What were some of your first impressions of CAVENDISH when you initially read the manuscript? Did you jot down notes as you read or create an “inspiration board” with images that helped you get started?
Right when I read The Cavendish Home for Boy and Girls in the proposal email, I thought, “Oh yeah, please be a spooky story.” Then I was like, “Yes! A spooky story!! With a really cool story line!” Haha. I just love this story so much. Haunted house stories were a main source of entertainment when I was a kid, so I really connected with Cavendish. The idea of such magical and creepy things coming from a place in the neighborhood that no one really knows about. That is where good stories come from. People speculating and innovating from their backyard, no matter where they are. I really identified with this story. And it was bizarre how natural it felt to draw the images for it!! It was awesome. As I was reading the manuscript, I highlight sentences or phrases that strike images in my mind. Then when I actually go to sketch the drawings, I would sometimes go on blogs and find old photos and stuff to get inspired. Most of the work I do comes out of my head. I usually only look at photos to remember how something functions, so I don’t go draw a bike with no chain or something, haha. Looking at your Tumblr was a big help for me working on CAVENDISH! It was nice to get into your visual head a little bit and start creating tones from that and my own visions.

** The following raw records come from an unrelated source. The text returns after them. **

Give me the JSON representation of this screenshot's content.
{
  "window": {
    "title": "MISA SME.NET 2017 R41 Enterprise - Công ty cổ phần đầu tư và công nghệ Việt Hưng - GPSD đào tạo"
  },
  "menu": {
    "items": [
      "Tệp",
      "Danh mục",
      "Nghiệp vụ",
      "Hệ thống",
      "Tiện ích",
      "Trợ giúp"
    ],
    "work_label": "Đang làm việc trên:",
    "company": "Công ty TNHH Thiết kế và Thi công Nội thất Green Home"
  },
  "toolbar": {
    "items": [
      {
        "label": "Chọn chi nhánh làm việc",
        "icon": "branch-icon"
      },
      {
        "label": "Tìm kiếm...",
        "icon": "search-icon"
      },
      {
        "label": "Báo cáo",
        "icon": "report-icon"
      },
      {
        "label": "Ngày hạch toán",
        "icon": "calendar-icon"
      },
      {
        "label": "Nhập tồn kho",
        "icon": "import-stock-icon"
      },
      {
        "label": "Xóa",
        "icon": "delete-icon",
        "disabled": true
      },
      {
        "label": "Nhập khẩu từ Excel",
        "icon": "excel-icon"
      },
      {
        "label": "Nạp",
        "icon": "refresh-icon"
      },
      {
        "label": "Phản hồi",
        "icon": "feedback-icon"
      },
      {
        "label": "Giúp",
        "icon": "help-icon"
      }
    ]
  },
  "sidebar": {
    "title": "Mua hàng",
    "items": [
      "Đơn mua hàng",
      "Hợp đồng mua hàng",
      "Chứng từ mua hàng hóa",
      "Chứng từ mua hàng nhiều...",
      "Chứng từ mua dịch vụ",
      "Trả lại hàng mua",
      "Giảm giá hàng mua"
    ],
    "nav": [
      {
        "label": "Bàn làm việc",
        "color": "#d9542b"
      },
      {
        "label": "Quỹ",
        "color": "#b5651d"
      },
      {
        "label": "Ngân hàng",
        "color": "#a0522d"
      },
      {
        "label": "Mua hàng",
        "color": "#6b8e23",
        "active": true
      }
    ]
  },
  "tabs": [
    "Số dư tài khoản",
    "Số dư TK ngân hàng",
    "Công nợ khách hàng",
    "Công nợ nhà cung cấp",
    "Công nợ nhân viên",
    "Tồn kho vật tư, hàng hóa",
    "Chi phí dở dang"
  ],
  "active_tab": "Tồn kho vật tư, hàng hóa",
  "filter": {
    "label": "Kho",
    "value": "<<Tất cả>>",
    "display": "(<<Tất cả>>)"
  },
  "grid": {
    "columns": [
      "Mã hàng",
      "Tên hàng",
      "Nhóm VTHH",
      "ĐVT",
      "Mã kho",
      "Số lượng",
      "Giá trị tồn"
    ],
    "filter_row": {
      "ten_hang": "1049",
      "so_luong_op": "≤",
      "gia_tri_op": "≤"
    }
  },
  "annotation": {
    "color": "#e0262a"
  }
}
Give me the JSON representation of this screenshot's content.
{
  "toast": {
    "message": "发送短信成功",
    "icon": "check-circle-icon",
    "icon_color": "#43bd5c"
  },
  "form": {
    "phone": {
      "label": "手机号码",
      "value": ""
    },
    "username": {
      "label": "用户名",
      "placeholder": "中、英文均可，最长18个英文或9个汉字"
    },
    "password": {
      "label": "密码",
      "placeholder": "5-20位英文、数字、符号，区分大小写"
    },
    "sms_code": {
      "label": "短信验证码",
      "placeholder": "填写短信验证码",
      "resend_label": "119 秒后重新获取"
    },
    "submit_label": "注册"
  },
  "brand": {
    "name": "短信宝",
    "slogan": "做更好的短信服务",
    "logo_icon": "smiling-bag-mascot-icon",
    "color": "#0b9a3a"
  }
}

Did you listen to any particular music for inspiration while working on CAVENDISH?
While working on Cavendish, I mostly listened to Dead Man’s Bones (Ryan Gosling’s side project, hawt) and a bunch of goth music, along with some Clint Mansell. I work well to darker music, even when I am working on adorable stuff like kid’s clothes. The grit of it inspires me, same with folk music and fantasy stuff. I also jammed to a lot of Tom Waits, Johnny Cash, and Murder by Death. Each of them are mostly story telling with sad undertones, which for me is rich for spooky drawin’. When I work, I have to work to music. I need to sink into my fantasy brain so full imagination can take flight. If I can hear the TV, or people, I get really distracted by reality. Haha!
Who is your favorite character from CAVENDISH and why? And what is your favorite scene? (No spoilers! But feel free to be as tease-y as you want. 😉 )
I like Victoria the best. I identified with her on the over-achieving perfectionist side. I also love her snobby wittiness. Her stubbornness and justified side is something that I envy in people, so I liked that about her too. I was raised to see things from every point of view and consider that in making decisions, so anytime I meet someone who is very decisive, I tend to gravitate towards them. Plus, you can see her sensitive side every once in a while, which makes her a really great character.
My favorite scene is when Victoria finally gets to go discover the home. It’s amazing, and the home in general and all of its magic is so rich and inventive. Oh yeah!! I wish I could go into detail, because this part of the story made me want to draw a lot more interiors! Oh, oh, and my other favorite part is when the wind is blowing and Victoria is walking down the eerie street! I also loved the descriptions and character of Mr. Tibbalt. And, I looove the relationship between Lawrence and Victoria. It was so fun for me! I also loved Lawrence’s house scene, and the piano scene. And, the first encounter with Mr. Alice and Miss Cavendish. Okay, seriously I’m done. 😉
What was the most challenging part of working on CAVENDISH? And was it harder to create the cover or the illustrations?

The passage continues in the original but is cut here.